Nancy Dubuc, who is succeeding Raven as CEO of A+E Networks, introduced her. Dubuc told the room that she read many leadership books when she found out she was getting the top job, but ultimately decided to rely on the lessons she’d learned from her mentor Raven over the past 13 years.
“I have been taking a master class from the expert,” Dubuc said. “All my prior research was pretty pointless – I had to look no further than Abbe’s own leadership style to follow in those incredible footsteps.”
“This leader has shattered every glass ceiling and not just for women,” she added. “Abbe never wanted to be known as great female CEO, she wanted to be known as a great CEO.”
In accepting her award, Raven, a former schoolteacher from Queens, told of how she got her first job in TV by answering a New York Times ad in 1982 to attend a marketing event for a new cable service called Daytime being held in the lingerie department at Macy’s. Though becoming chairman of a major media company wasn’t the goal, “My goal was to do something that I really loved and I instantly became passionate about television,” she said, citing the ability to tell stories that touch people’s lives around the world and impact popular culture.
Josh Sapan, CEO of AMC Networks, introduced Rutledge, his boss for six years when AMC was part of Rainbow Media and Rutledge was head of its parent company, Cablevision.
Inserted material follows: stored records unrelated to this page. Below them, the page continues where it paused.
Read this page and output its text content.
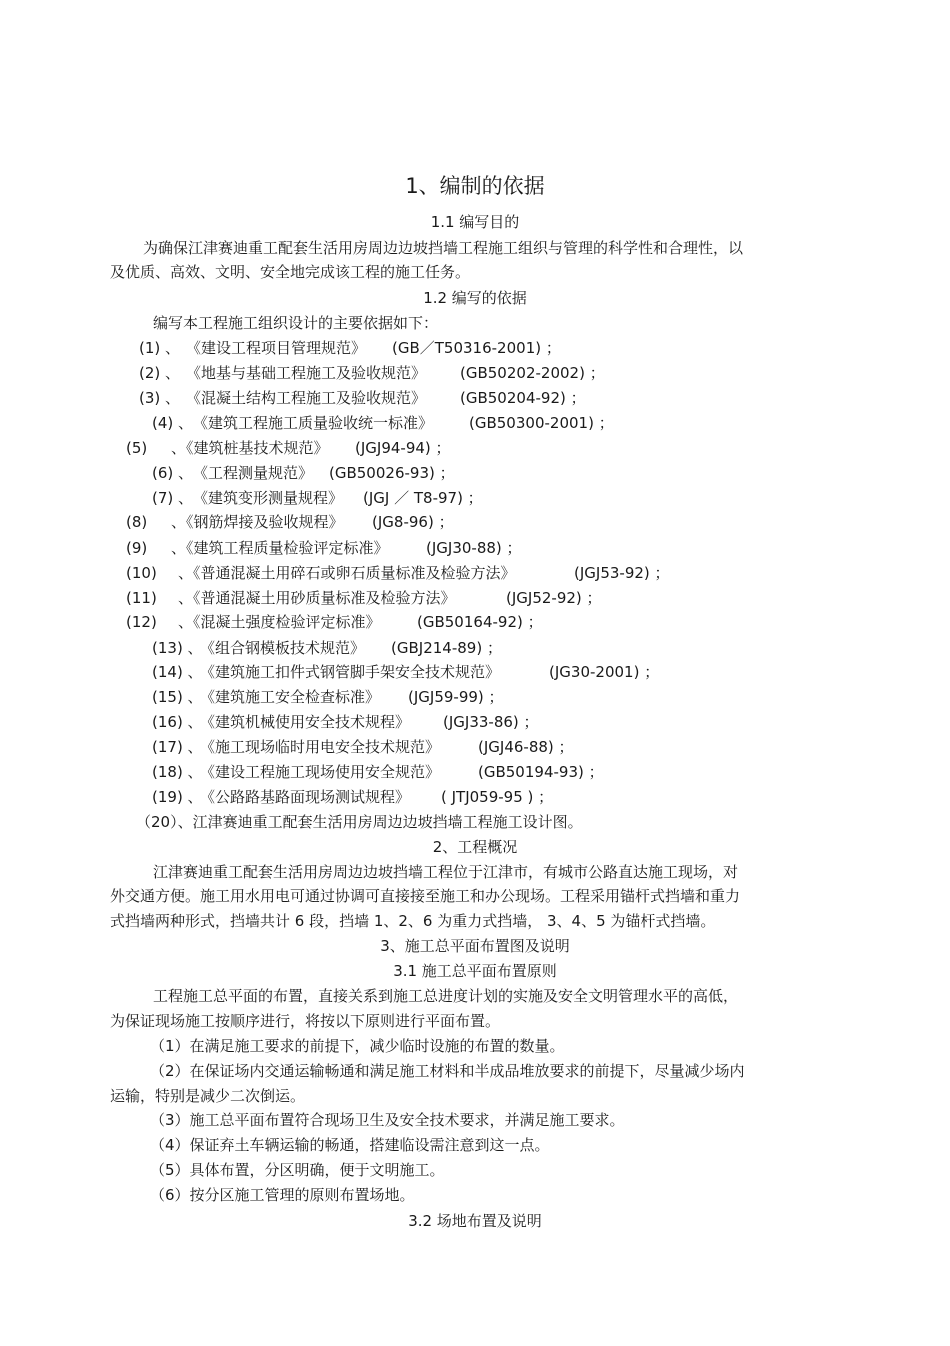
1、编制的依据
1.1 编写目的
为确保江津赛迪重工配套生活用房周边边坡挡墙工程施工组织与管理的科学性和合理性，以
及优质、高效、文明、安全地完成该工程的施工任务。
1.2 编写的依据
编写本工程施工组织设计的主要依据如下：
(1) 、 《建设工程项目管理规范》 (GB／T50316-2001) ；
(2) 、 《地基与基础工程施工及验收规范》 (GB50202-2002) ；
(3) 、 《混凝土结构工程施工及验收规范》 (GB50204-92) ；
(4) 、 《建筑工程施工质量验收统一标准》 (GB50300-2001) ；
(5) 、《建筑桩基技术规范》 (JGJ94-94) ；
(6) 、 《工程测量规范》 (GB50026-93) ；
(7) 、 《建筑变形测量规程》 (JGJ ／ T8-97) ；
(8) 、《钢筋焊接及验收规程》 (JG8-96) ；
(9) 、《建筑工程质量检验评定标准》 (JGJ30-88) ；
(10) 、《普通混凝土用碎石或卵石质量标准及检验方法》	(JGJ53-92) ；
(11) 、《普通混凝土用砂质量标准及检验方法》	(JGJ52-92) ；
(12) 、《混凝土强度检验评定标准》 (GB50164-92) ；
(13) 、
《组合钢模板技术规范》 (GBJ214-89) ；
(14) 、
《建筑施工扣件式钢管脚手架安全技术规范》	(JG30-2001) ；
(15) 、
《建筑施工安全检查标准》 (JGJ59-99) ；
(16) 、
《建筑机械使用安全技术规程》 (JGJ33-86) ；
(17) 、
《施工现场临时用电安全技术规范》	(JGJ46-88) ；
(18) 、
《建设工程施工现场使用安全规范》	(GB50194-93) ；
(19) 、
《公路路基路面现场测试规程》 ( JTJ059-95 ) ；
（20）、江津赛迪重工配套生活用房周边边坡挡墙工程施工设计图。
2、工程概况
江津赛迪重工配套生活用房周边边坡挡墙工程位于江津市，有城市公路直达施工现场，对
外交通方便。施工用水用电可通过协调可直接接至施工和办公现场。工程采用锚杆式挡墙和重力
式挡墙两种形式，挡墙共计 6 段，挡墙 1、2、6 为重力式挡墙， 3、4、5 为锚杆式挡墙。
3、施工总平面布置图及说明
3.1 施工总平面布置原则
工程施工总平面的布置，直接关系到施工总进度计划的实施及安全文明管理水平的高低，
为保证现场施工按顺序进行，将按以下原则进行平面布置。
（1）在满足施工要求的前提下，减少临时设施的布置的数量。
（2）在保证场内交通运输畅通和满足施工材料和半成品堆放要求的前提下，尽量减少场内
运输，特别是减少二次倒运。
（3）施工总平面布置符合现场卫生及安全技术要求，并满足施工要求。
（4）保证弃土车辆运输的畅通，搭建临设需注意到这一点。
（5）具体布置，分区明确，便于文明施工。
（6）按分区施工管理的原则布置场地。
3.2 场地布置及说明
Sapan praised Rutledge for greenlighting both Mad Men and Breaking Bad when AMC decided to enter into original drama.
“If you’ve been in cable operations and run superior cable companies and built extraordinary staffs, it’s a little unlikely that you would say yes to $100 million bets like Mad Men and Breaking Bad when there was no precedent for it but he did and I think that is really characteristic of how Tom operates,” he said.
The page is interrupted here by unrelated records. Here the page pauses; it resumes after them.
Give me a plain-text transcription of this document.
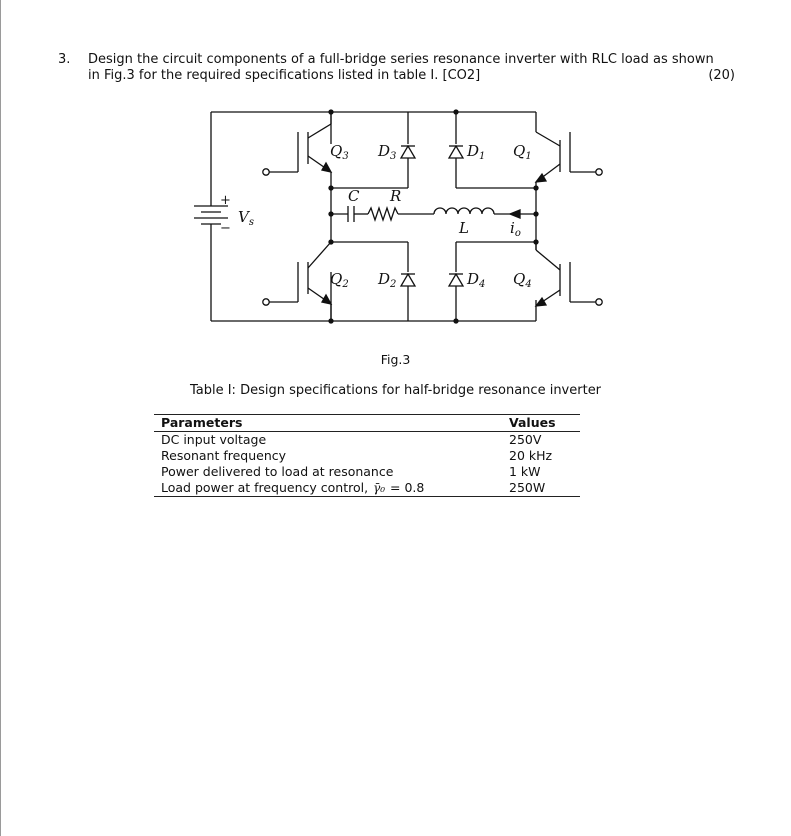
3. Design the circuit components of a full-bridge series resonance inverter with RLC load as shown
in Fig.3 for the required specifications listed in table I. [CO2]	(20)
$Q_3$ $D_3$	$D_1$ $Q_1$
$Q_2$ $D_2$	$D_4$ $Q_4$
C R
L	$i_o$
$V_s$
+
−
Fig.3
Table I: Design specifications for half-bridge resonance inverter
Parameters	Values
DC input voltage	250V
Resonant frequency	20 kHz
Power delivered to load at resonance	1 kW
Load power at frequency control, γ̄₀ = 0.8	250W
Rutledge reflected on how his beginnings in the cable industry building fiber optic systems to increase channel capacity ended up led to the creation of broadband, and said he’s still excited about how what Charter is doing now is going to change the way we communicate.
“The way come out is really much different than we thought, but it is the vision that we had,” he said. “It’s such a wonderful thing to be part of a business that has created so much value and so much capacity.”
Comedian Susie Essman provided entertainment for the dinner, whose attendees included former NBC president and CEO Herb Schlosser (chairman of the board of trustees of the museum), Discovery’s Henry Schleiff, A+E Networks’ Mel Berning, Disney-ABC’s Anne Sweeney, ABC News president Ben Sherwood, Hearst Corp. CEO Frank A. Bennack, Jr. and Charter COO John Bickham.